Wither by Lauren DeStefano
Published by Simon & Schuster Books for Young Readers
This is the first book in the Chemical Garden trilogy.
Okay, so, here’s the deal. I read Wither months and months ago and the review got put off and put off, because I had some major issues with the book, and the negative reviews are never fun to write. The writing was perfectly good, but the main character was annoying and the world that DeStefano created didn’t make a heck of a lot of sense to me.
Before I go any further, here’s the publisher’s synopsis from Indiebound:
By age sixteen, Rhine Ellery has four years left to live. She can thank modern science for this genetic time bomb. A botched effort to create a perfect race has left all males with a lifespan of 25 years, and females with a lifespan of 20 years. Geneticists are seeking a miracle antidote to restore the human race, desperate orphans crowd the population, crime and poverty have skyrocketed, and young girls are being kidnapped and sold as polygamous brides to bear more children.
When Rhine is kidnapped and sold as a bride, she vows to do all she can to escape. Her husband, Linden, is hopelessly in love with her, and Rhine can’t bring herself to hate him as much as she’d like to. He opens her to a magical world of wealth and illusion she never thought existed, and it almost makes it possible to ignore the clock ticking away her short life. But Rhine quickly learns that not everything in her new husband’s strange world is what it seems. Her father-in-law, an eccentric doctor bent on finding the antidote, is hoarding corpses in the basement. Her fellow sister wives are to be trusted one day and feared the next, and Rhine is desperate to communicate to her twin brother that she is safe and alive. Will Rhine be able to escape–before her time runs out?
Together with one of Linden’s servants, Gabriel, Rhine attempts to escape just before her seventeenth birthday. But in a world that continues to spiral into anarchy, is there any hope for freedom?
It had the potential to be a really interesting story, especially as it was repeatedly compared to The Handmaid’s Tale. This world was much more one created by circumstances, however, as opposed to malevolent forces within the government. We’ve got science-created shortened lifespans and most of the rest of the world allegedly destroyed by melting ice caps, but Rhine is kidnapped and taken to Florida, which is evidently not underwater (yup, you read that right).
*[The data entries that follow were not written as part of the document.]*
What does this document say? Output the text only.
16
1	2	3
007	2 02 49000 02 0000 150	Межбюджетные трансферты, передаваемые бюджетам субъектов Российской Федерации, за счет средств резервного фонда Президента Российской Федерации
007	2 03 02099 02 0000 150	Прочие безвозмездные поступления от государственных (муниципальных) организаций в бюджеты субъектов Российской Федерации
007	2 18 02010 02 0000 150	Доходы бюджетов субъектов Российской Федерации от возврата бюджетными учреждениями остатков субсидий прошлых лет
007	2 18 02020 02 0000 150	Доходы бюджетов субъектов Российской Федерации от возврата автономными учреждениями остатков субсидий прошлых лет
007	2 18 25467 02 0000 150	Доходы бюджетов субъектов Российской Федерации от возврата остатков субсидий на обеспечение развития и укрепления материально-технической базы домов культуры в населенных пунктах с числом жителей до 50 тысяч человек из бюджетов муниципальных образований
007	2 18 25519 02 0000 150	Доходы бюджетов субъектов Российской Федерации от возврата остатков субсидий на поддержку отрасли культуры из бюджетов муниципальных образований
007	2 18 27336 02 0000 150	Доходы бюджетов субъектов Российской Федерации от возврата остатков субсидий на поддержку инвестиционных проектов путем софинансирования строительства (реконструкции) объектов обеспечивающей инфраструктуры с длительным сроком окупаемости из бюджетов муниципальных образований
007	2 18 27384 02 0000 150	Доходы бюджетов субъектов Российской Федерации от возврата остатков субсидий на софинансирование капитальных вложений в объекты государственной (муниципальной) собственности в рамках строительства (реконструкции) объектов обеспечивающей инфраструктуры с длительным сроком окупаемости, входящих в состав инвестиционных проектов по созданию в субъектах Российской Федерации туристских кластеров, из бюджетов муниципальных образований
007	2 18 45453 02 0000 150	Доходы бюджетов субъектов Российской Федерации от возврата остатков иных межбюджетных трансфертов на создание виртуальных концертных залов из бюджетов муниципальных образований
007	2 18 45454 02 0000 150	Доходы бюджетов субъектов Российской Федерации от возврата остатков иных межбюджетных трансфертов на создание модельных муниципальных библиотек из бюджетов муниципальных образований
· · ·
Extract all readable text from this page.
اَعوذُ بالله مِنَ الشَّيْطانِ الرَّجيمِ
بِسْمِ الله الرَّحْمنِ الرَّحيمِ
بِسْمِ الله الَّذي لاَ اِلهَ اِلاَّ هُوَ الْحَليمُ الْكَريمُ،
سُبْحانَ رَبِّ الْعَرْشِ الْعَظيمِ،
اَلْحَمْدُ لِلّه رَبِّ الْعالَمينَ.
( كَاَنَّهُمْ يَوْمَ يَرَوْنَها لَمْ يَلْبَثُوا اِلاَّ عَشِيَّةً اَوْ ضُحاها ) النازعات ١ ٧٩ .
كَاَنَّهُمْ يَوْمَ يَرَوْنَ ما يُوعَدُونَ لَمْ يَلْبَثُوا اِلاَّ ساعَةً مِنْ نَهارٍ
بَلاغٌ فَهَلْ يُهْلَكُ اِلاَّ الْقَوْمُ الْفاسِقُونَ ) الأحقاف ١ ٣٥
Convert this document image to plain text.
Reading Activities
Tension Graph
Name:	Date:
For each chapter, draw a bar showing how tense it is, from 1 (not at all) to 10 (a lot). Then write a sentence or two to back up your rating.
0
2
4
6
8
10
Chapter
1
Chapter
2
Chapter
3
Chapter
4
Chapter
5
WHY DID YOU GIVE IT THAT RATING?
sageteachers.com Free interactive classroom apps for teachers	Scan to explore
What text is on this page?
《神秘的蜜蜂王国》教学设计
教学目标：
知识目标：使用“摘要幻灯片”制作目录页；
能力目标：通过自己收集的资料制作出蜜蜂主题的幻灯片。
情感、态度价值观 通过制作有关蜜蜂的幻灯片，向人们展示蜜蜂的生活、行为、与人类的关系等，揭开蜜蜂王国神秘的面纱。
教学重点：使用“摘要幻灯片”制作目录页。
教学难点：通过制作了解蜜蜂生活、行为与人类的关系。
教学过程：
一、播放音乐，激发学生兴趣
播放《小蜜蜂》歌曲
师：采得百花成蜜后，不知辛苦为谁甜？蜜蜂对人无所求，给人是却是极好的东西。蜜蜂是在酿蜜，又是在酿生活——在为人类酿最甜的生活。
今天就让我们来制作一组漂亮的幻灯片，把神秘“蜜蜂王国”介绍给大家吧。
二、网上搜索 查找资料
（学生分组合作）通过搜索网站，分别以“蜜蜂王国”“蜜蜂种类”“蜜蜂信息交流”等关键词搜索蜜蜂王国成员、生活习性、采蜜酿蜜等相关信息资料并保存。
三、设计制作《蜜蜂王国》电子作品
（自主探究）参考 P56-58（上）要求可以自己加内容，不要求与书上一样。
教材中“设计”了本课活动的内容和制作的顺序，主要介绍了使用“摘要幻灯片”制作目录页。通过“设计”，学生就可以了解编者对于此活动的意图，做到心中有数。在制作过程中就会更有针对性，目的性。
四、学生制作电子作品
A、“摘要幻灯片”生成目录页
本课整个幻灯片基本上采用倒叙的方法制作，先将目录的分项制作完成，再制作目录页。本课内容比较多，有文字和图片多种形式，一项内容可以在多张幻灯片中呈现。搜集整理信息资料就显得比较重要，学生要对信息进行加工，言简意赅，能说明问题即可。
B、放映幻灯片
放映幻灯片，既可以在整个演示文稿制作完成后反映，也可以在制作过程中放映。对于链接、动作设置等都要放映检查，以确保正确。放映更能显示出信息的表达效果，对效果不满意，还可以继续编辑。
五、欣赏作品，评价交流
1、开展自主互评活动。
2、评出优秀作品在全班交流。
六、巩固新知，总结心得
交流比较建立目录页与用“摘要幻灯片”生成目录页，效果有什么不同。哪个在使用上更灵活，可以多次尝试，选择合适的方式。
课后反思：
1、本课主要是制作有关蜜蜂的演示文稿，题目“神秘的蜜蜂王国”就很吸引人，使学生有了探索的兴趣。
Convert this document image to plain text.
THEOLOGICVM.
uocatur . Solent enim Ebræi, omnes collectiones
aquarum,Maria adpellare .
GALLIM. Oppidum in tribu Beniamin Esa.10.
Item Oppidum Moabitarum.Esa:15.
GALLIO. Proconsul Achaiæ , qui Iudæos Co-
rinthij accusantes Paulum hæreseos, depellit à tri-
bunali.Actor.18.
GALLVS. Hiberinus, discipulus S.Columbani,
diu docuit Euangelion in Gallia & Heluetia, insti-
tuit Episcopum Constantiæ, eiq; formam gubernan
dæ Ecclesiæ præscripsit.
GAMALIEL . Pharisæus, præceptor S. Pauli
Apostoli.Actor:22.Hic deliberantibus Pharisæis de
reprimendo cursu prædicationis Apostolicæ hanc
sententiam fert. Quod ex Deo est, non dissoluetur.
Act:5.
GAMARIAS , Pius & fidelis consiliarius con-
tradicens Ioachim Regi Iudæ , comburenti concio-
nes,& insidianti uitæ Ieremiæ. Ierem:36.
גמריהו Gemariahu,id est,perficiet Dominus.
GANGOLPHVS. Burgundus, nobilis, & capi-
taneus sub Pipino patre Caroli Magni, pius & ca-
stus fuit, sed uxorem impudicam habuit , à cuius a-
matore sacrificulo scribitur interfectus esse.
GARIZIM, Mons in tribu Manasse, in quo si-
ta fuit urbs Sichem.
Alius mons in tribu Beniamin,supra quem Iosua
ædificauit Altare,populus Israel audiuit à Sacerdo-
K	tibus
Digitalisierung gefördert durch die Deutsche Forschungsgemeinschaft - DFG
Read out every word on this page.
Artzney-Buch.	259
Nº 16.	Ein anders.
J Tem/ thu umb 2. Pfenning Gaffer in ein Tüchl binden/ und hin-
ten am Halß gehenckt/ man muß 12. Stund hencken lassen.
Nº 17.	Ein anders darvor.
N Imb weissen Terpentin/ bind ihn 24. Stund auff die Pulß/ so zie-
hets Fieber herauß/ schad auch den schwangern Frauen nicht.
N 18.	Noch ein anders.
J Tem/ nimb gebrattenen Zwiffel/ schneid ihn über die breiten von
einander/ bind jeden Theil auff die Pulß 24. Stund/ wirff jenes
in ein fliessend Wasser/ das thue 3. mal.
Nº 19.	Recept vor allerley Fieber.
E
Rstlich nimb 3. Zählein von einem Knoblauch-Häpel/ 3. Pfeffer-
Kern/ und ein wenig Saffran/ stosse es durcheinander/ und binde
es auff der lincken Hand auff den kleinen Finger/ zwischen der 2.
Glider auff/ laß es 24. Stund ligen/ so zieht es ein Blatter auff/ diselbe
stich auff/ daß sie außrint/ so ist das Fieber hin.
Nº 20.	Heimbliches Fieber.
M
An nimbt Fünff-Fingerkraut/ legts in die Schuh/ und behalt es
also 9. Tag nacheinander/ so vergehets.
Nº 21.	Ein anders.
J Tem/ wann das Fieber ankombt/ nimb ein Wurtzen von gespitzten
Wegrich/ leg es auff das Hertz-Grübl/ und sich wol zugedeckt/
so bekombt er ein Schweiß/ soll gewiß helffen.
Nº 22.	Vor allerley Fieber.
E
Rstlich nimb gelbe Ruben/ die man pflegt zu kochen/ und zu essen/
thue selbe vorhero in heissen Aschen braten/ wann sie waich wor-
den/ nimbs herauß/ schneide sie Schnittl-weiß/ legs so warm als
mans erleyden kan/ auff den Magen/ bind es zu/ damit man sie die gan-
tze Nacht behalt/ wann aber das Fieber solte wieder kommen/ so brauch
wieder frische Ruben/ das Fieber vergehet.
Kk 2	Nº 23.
My biggest issue was with the technology. I could have accepted a lack of many of the technologies that we know now had society fully collapsed after the geneticists screwed things up, but there was some pretty elaborate technology and yet nobody even mentioned a computer.
I’m also not completely convinced that there were need to be Gatherers to kidnap girls and take them to these polygamous marriages. Rhine and so many other girls were living in constant fear of being murdered for the little food they had, or alternatively starving to death. In contrast, her life for Linden is pampered and easy, if somewhat constrained. It seems that there would be hungry girls vying for these spaces, if only to get by.
Wither got a lot of love when it came out, but I am relieved to find that I am not the only one to have had serious issues with it (and everyone seems confused about the Florida thing). There is a very interesting review on Goodreads that goes into even more detail, and points a few things out that I missed.
I think I’d be interested if DeStefano tried her hand at something contemporary, but I’m less than impressed with her world creating, and I don’t think I’ll be reading the rest of the Chemical Garden trilogy.